"I'm not well dressed enuf, I spose?—I'm not fit society for sich a nice young gal, I spose?—I'm to be turned off as if I was a beggar, instead of the woman of property which I am, I spose?"
"What do you want?" repeated Mattie.
"And I was your poor mother's friend, and trusted her when nobody else would, and gave her a bed to die on comforbly when there wasn't a mag to be made out of her. And I was your friend, though that's something to turn your nose up at, ain't it?"
"You were kind in your way, perhaps—I cannot say, I don't know; I don't wish to remember the past any more. Will you tell me what you want, or go away?"

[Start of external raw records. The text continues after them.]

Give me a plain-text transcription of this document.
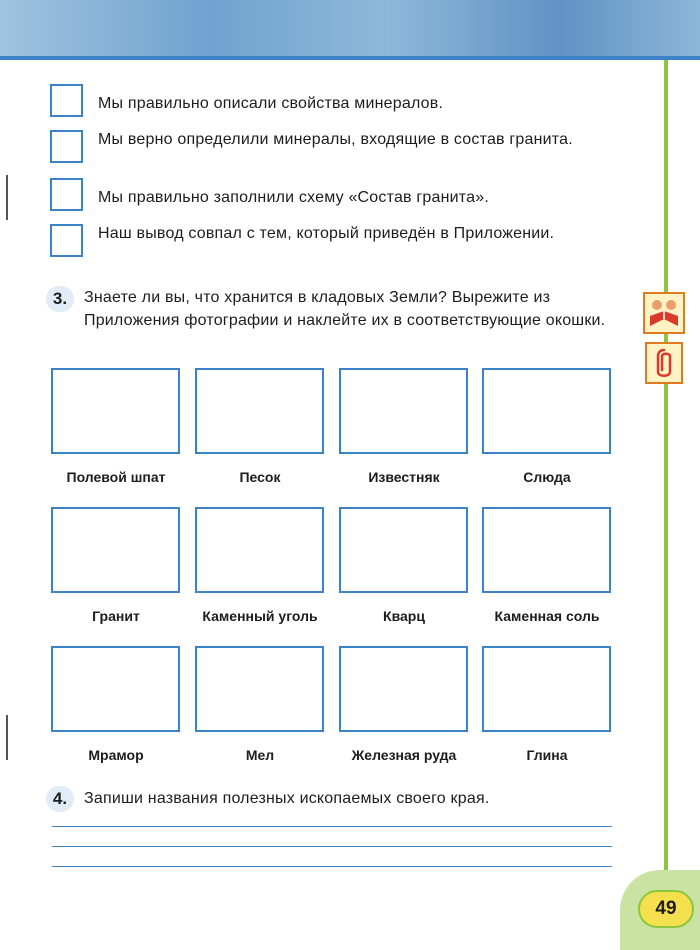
Мы правильно описали свойства минералов.
Мы верно определили минералы, входящие в состав гранита.
Мы правильно заполнили схему «Состав гранита».
Наш вывод совпал с тем, который приведён в Приложении.
3.	Знаете ли вы, что хранится в кладовых Земли? Вырежите из Приложения фотографии и наклейте их в соответствующие окошки.
Полевой шпат	Песок	Известняк	Слюда
Гранит	Каменный уголь	Кварц	Каменная соль
Мрамор	Мел	Железная руда	Глина
4.	Запиши названия полезных ископаемых своего края.
49
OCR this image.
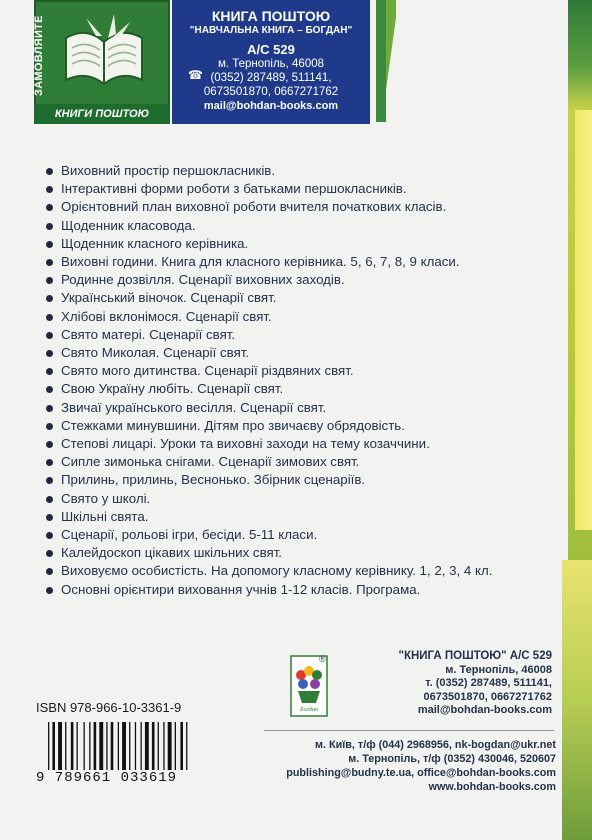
ЗАМОВЛЯЙТЕ
КНИГИ ПОШТОЮ
КНИГА ПОШТОЮ
"НАВЧАЛЬНА КНИГА – БОГДАН"
А/С 529
м. Тернопіль, 46008
(0352) 287489, 511141,
0673501870, 0667271762
mail@bohdan-books.com
☎
Виховний простір першокласників.
Інтерактивні форми роботи з батьками першокласників.
Орієнтовний план виховної роботи вчителя початкових класів.
Щоденник класовода.
Щоденник класного керівника.
Виховні години. Книга для класного керівника. 5, 6, 7, 8, 9 класи.
Родинне дозвілля. Сценарії виховних заходів.
Український віночок. Сценарії свят.
Хлібові вклонімося. Сценарії свят.
Свято матері. Сценарії свят.
Свято Миколая. Сценарії свят.
Свято мого дитинства. Сценарії різдвяних свят.
Свою Україну любіть. Сценарії свят.
Звичаї українського весілля. Сценарії свят.
Стежками минувшини. Дітям про звичаєву обрядовість.
Степові лицарі. Уроки та виховні заходи на тему козаччини.
Сипле зимонька снігами. Сценарії зимових свят.
Прилинь, прилинь, Веснонько. Збірник сценаріїв.
Свято у школі.
Шкільні свята.
Сценарії, рольові ігри, бесіди. 5-11 класи.
Калейдоскоп цікавих шкільних свят.
Виховуємо особистість. На допомогу класному керівнику. 1, 2, 3, 4 кл.
Основні орієнтири виховання учнів 1-12 класів. Програма.
Богдан
®
ISBN 978-966-10-3361-9
9 789661 033619
"КНИГА ПОШТОЮ" А/С 529
м. Тернопіль, 46008
т. (0352) 287489, 511141,
0673501870, 0667271762
mail@bohdan-books.com
м. Київ, т/ф (044) 2968956, nk-bogdan@ukr.net
м. Тернопіль, т/ф (0352) 430046, 520607
publishing@budny.te.ua, office@bohdan-books.com
www.bohdan-books.com
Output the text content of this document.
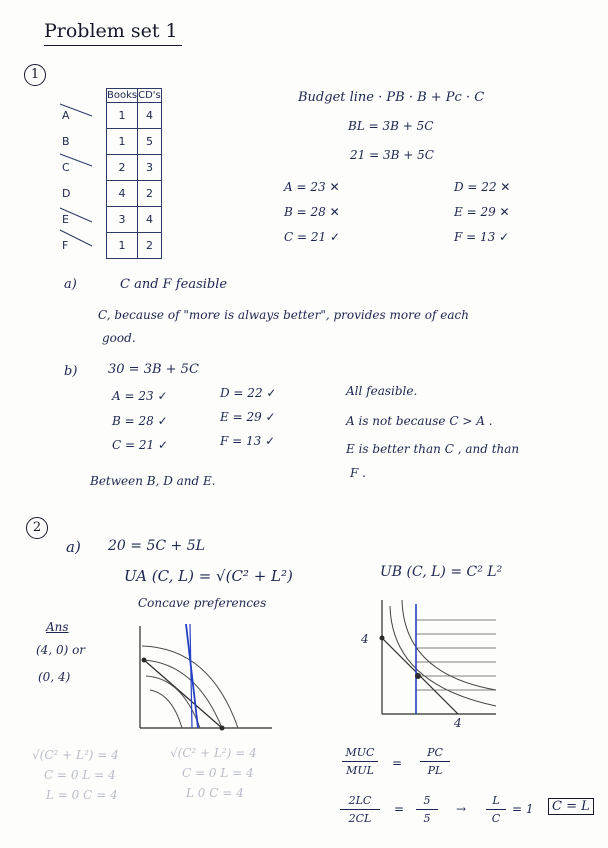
Problem set 1
1
	Books	CD's
A	1	4
B	1	5
C	2	3
D	4	2
E	3	4
F	1	2
Budget line · PB · B + Pc · C
BL = 3B + 5C
21 = 3B + 5C
A = 23 ✕
B = 28 ✕
C = 21 ✓
D = 22 ✕
E = 29 ✕
F = 13 ✓
a)	C and F feasible
C, because of "more is always better", provides more of each
good.
b) 30 = 3B + 5C
A = 23 ✓
B = 28 ✓
C = 21 ✓
D = 22 ✓
E = 29 ✓
F = 13 ✓
All feasible.
A is not because C > A .
E is better than C , and than
F .
Between B, D and E.
2
a) 20 = 5C + 5L
UA (C, L) = √(C² + L²)	UB (C, L) = C² L²
Concave preferences
Ans
(4, 0) or
(0, 4)
4
4
√(C² + L²) = 4
C = 0 L = 4
L = 0 C = 4
√(C² + L²) = 4
C = 0 L = 4
L 0 C = 4
MUC
MUL
=
PC
PL
2LC
2CL
=
5
5
→
L
C
= 1	C = L
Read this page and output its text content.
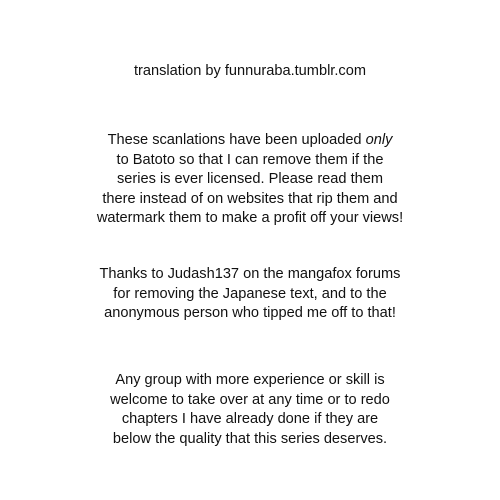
translation by funnuraba.tumblr.com

These scanlations have been uploaded only
to Batoto so that I can remove them if the
series is ever licensed. Please read them
there instead of on websites that rip them and
watermark them to make a profit off your views!

Thanks to Judash137 on the mangafox forums
for removing the Japanese text, and to the
anonymous person who tipped me off to that!

Any group with more experience or skill is
welcome to take over at any time or to redo
chapters I have already done if they are
below the quality that this series deserves.
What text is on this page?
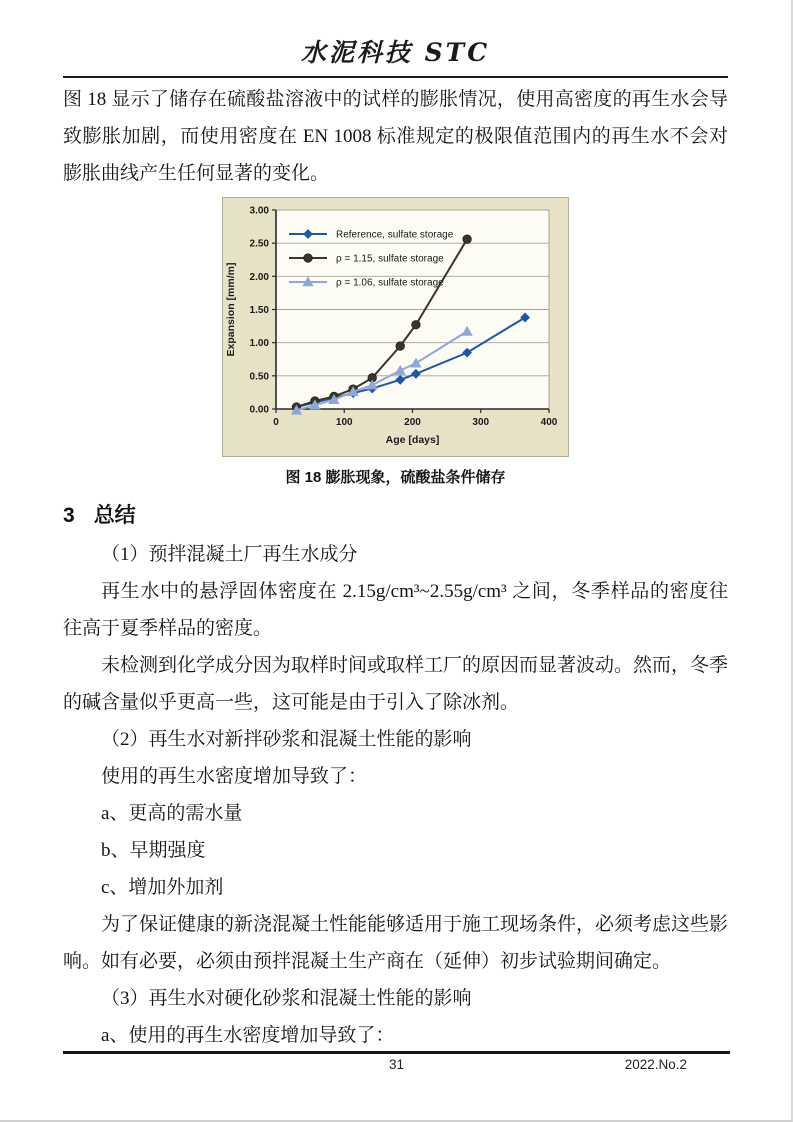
水泥科技 STC

图 18 显示了储存在硫酸盐溶液中的试样的膨胀情况，使用高密度的再生水会导致膨胀加剧，而使用密度在 EN 1008 标准规定的极限值范围内的再生水不会对膨胀曲线产生任何显著的变化。

0.00
0.50
1.00
1.50
2.00
2.50
3.00
0	100	200	300	400
Age [days]
Expansion [mm/m]
Reference, sulfate storage
ρ = 1.15, sulfate storage
ρ = 1.06, sulfate storage
图 18 膨胀现象，硫酸盐条件储存
3 总结

（1）预拌混凝土厂再生水成分

再生水中的悬浮固体密度在 2.15g/cm³~2.55g/cm³ 之间，冬季样品的密度往往高于夏季样品的密度。

未检测到化学成分因为取样时间或取样工厂的原因而显著波动。然而，冬季的碱含量似乎更高一些，这可能是由于引入了除冰剂。

（2）再生水对新拌砂浆和混凝土性能的影响

使用的再生水密度增加导致了：

a、更高的需水量

b、早期强度

c、增加外加剂

为了保证健康的新浇混凝土性能能够适用于施工现场条件，必须考虑这些影响。如有必要，必须由预拌混凝土生产商在（延伸）初步试验期间确定。

（3）再生水对硬化砂浆和混凝土性能的影响

a、使用的再生水密度增加导致了：

31	2022.No.2
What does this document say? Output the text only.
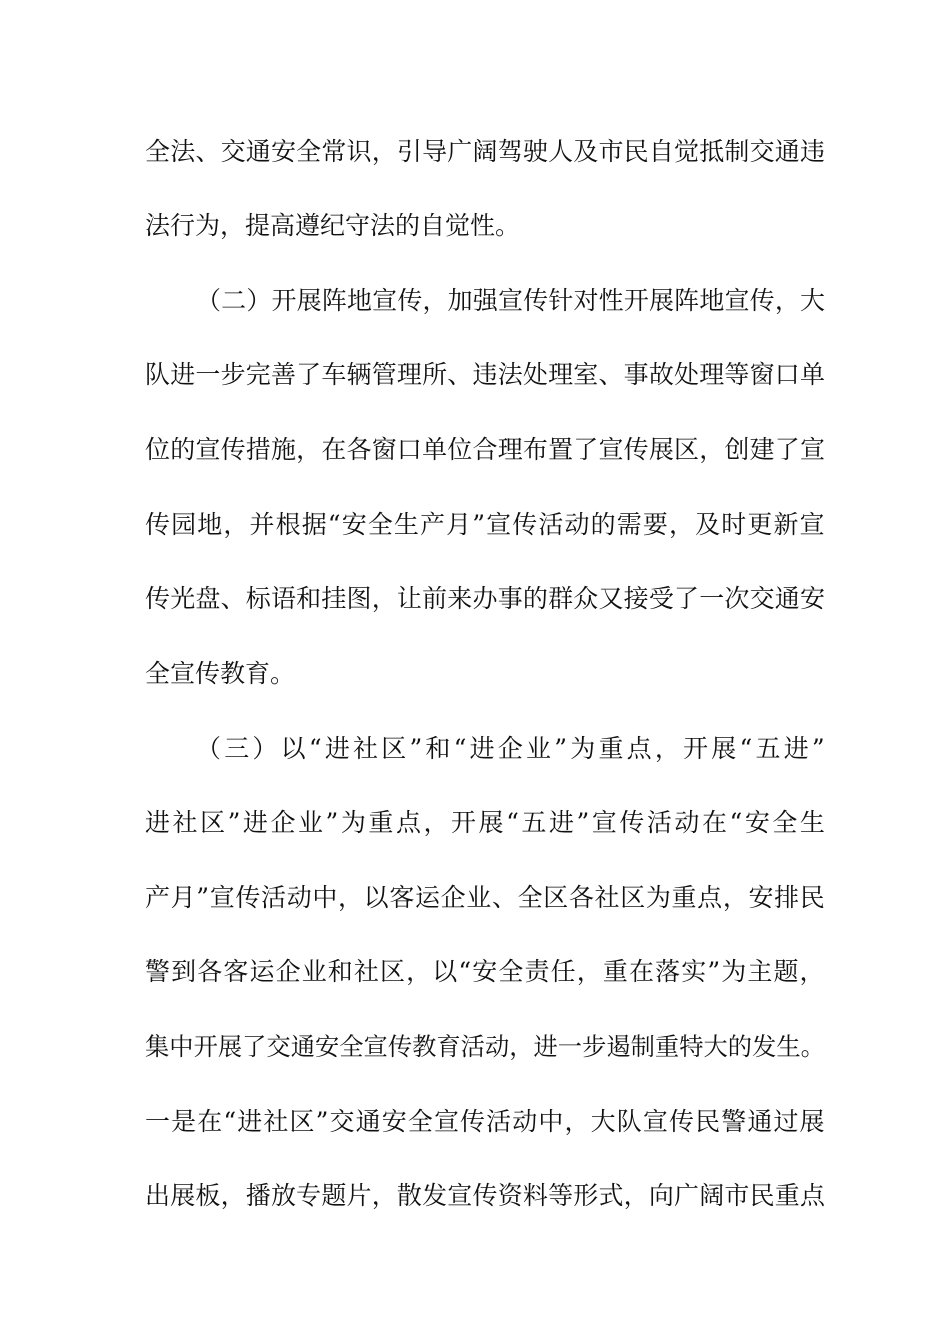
全法、交通安全常识，引导广阔驾驶人及市民自觉抵制交通违
法行为，提高遵纪守法的自觉性。
（二）开展阵地宣传，加强宣传针对性开展阵地宣传，大
队进一步完善了车辆管理所、违法处理室、事故处理等窗口单
位的宣传措施，在各窗口单位合理布置了宣传展区，创建了宣
传园地，并根据“安全生产月”宣传活动的需要，及时更新宣
传光盘、标语和挂图，让前来办事的群众又接受了一次交通安
全宣传教育。
（三）以“进社区”和“进企业”为重点，开展“五进”
进社区”进企业”为重点，开展“五进”宣传活动在“安全生
产月”宣传活动中，以客运企业、全区各社区为重点，安排民
警到各客运企业和社区，以“安全责任，重在落实”为主题，
集中开展了交通安全宣传教育活动，进一步遏制重特大的发生。
一是在“进社区”交通安全宣传活动中，大队宣传民警通过展
出展板，播放专题片，散发宣传资料等形式，向广阔市民重点
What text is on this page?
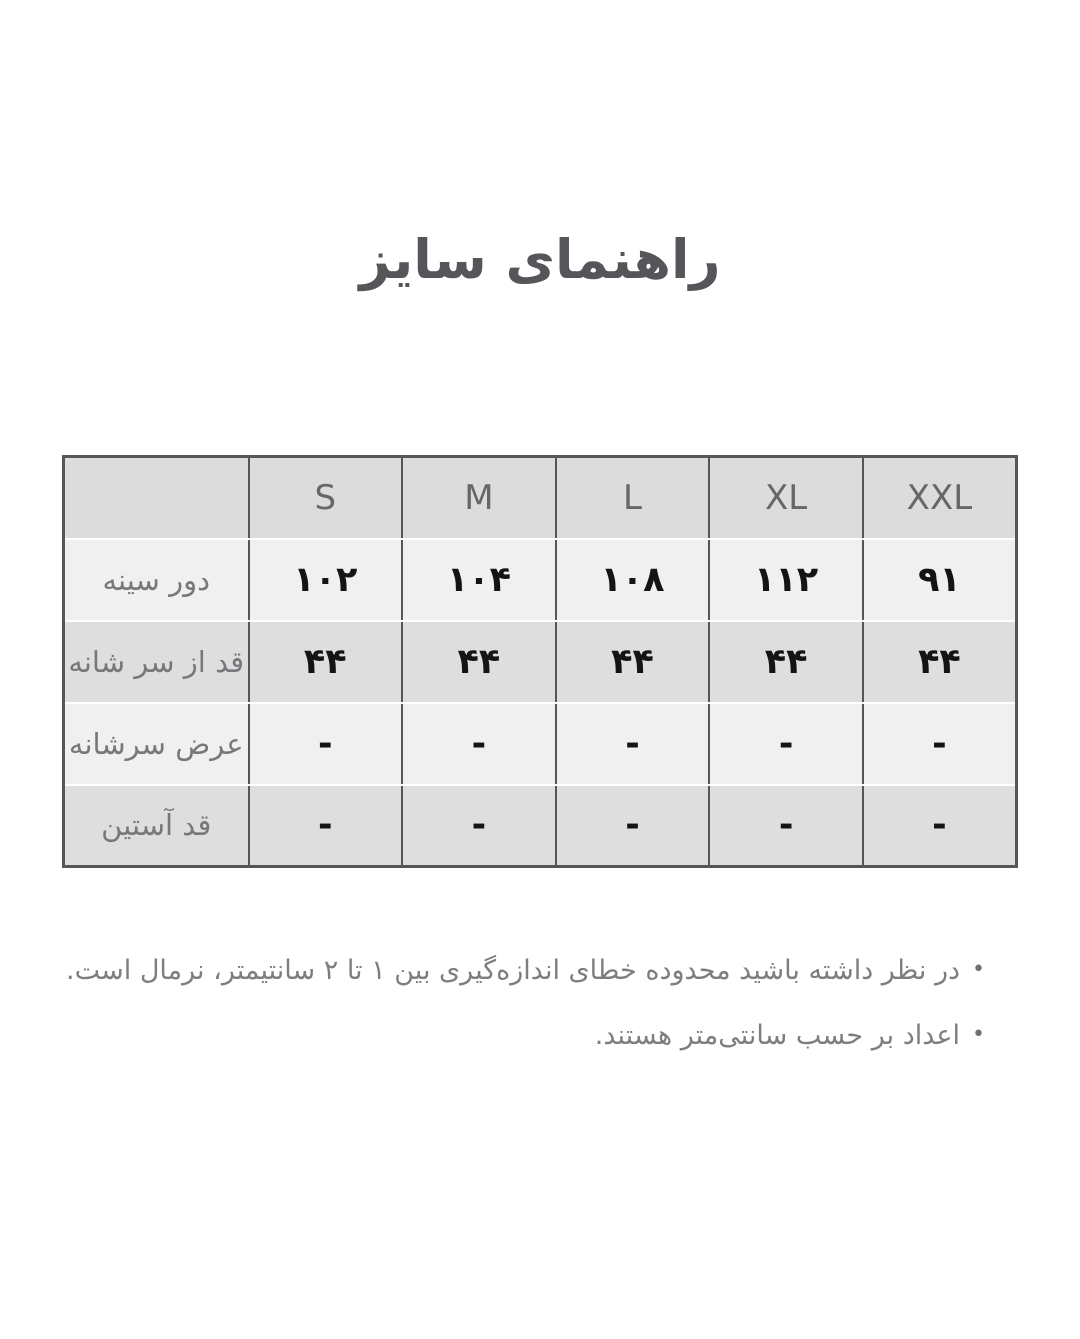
راهنمای سایز
	S	M	L	XL	XXL
دور سینه	۱۰۲	۱۰۴	۱۰۸	۱۱۲	۹۱
قد از سر شانه	۴۴	۴۴	۴۴	۴۴	۴۴
عرض سرشانه	-	-	-	-	-
قد آستین	-	-	-	-	-
•در نظر داشته باشید محدوده خطای اندازه‌گیری بین ۱ تا ۲ سانتیمتر، نرمال است.
•اعداد بر حسب سانتی‌متر هستند.
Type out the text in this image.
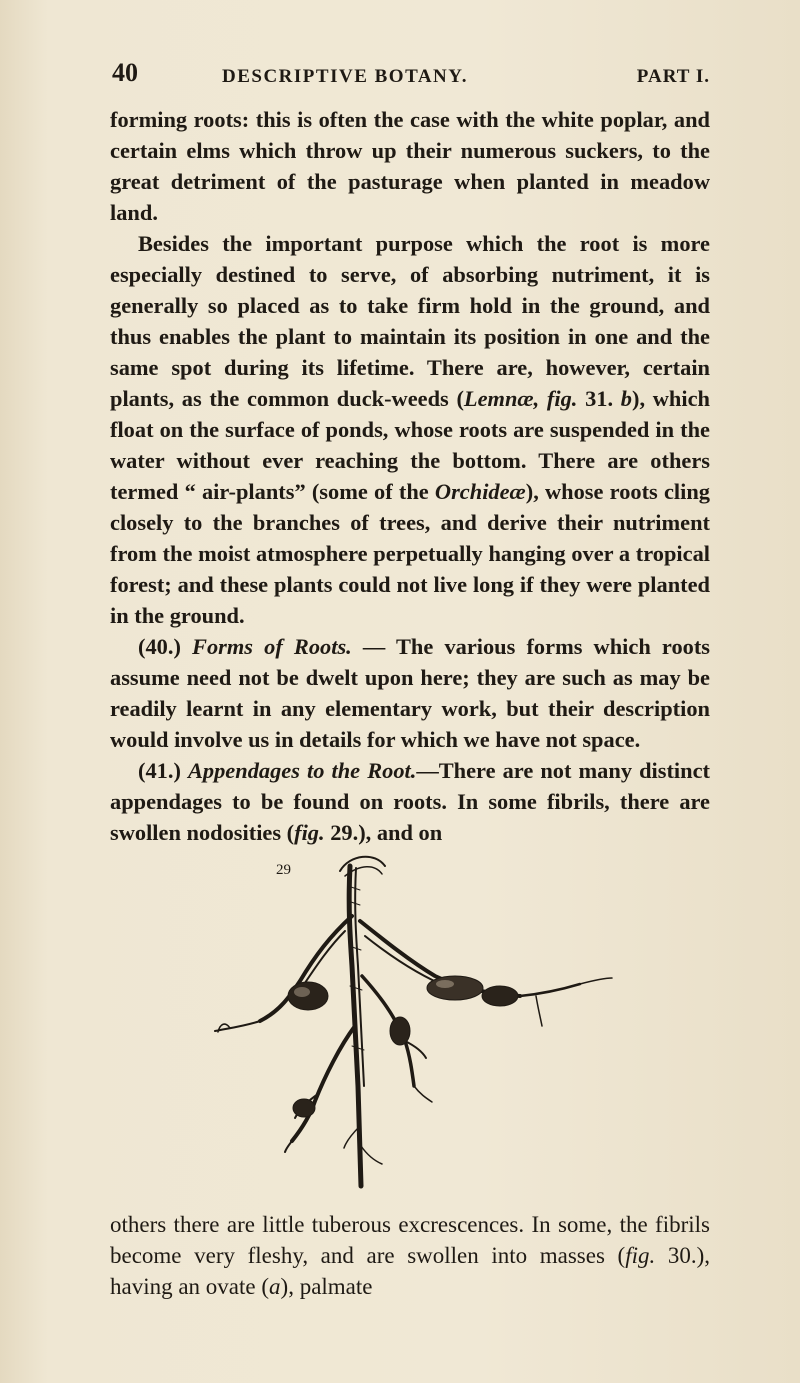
40	DESCRIPTIVE BOTANY.	PART I.

forming roots: this is often the case with the white poplar, and certain elms which throw up their numerous suckers, to the great detriment of the pasturage when planted in meadow land.

Besides the important purpose which the root is more especially destined to serve, of absorbing nutriment, it is generally so placed as to take firm hold in the ground, and thus enables the plant to maintain its position in one and the same spot during its lifetime. There are, however, certain plants, as the common duck-weeds (Lemnæ, fig. 31. b), which float on the surface of ponds, whose roots are suspended in the water without ever reaching the bottom. There are others termed “ air-plants” (some of the Orchideæ), whose roots cling closely to the branches of trees, and derive their nutriment from the moist atmosphere perpetually hanging over a tropical forest; and these plants could not live long if they were planted in the ground.

(40.) Forms of Roots. — The various forms which roots assume need not be dwelt upon here; they are such as may be readily learnt in any elementary work, but their description would involve us in details for which we have not space.

(41.) Appendages to the Root.—There are not many distinct appendages to be found on roots. In some fibrils, there are swollen nodosities (fig. 29.), and on

29

others there are little tuberous excrescences. In some, the fibrils become very fleshy, and are swollen into masses (fig. 30.), having an ovate (a), palmate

"And you won't come into the parler?"
"No."
"It's the curiest story as you ever did hear. There's been a man asking arter you down our court, and asking arter me, and finding me out at last, and nearly coming to a bargain with me, when, cus my greediness, I lost him."
"Asking after me?"
"Ah! you may well open those black eyes of yourn—he made me stare, I can tell you. He walks one day into my house, as if it belonged to him, and says, 'Are you Mrs. Watts?' 'Yes,' I says. 'Do you remember Mrs. Gray?' he says. 'Not by name,' I says. 'She was a tramp,' he says, 'and died here.' 'Oh!' I says, 'if it's her you mean, whose name I never knowed or cared about, died here, she did.' 'And the child?' he says. 'Mattie you mean,' I says. 'Ah! Mattie,' he says. And then I says, thinking it was a dodge, my dear, for the perlice are up to all manner of tricks, and you mightn't have been going on the square, and been wanted, then I says, 'And will you obleege me with your reasons for all these questions of a 'spectable and hard-working woman?' I says. 'My name's Gray,' he says, 'and I'm Mattie's father.'"
"Is this true?—oh! is it really true?"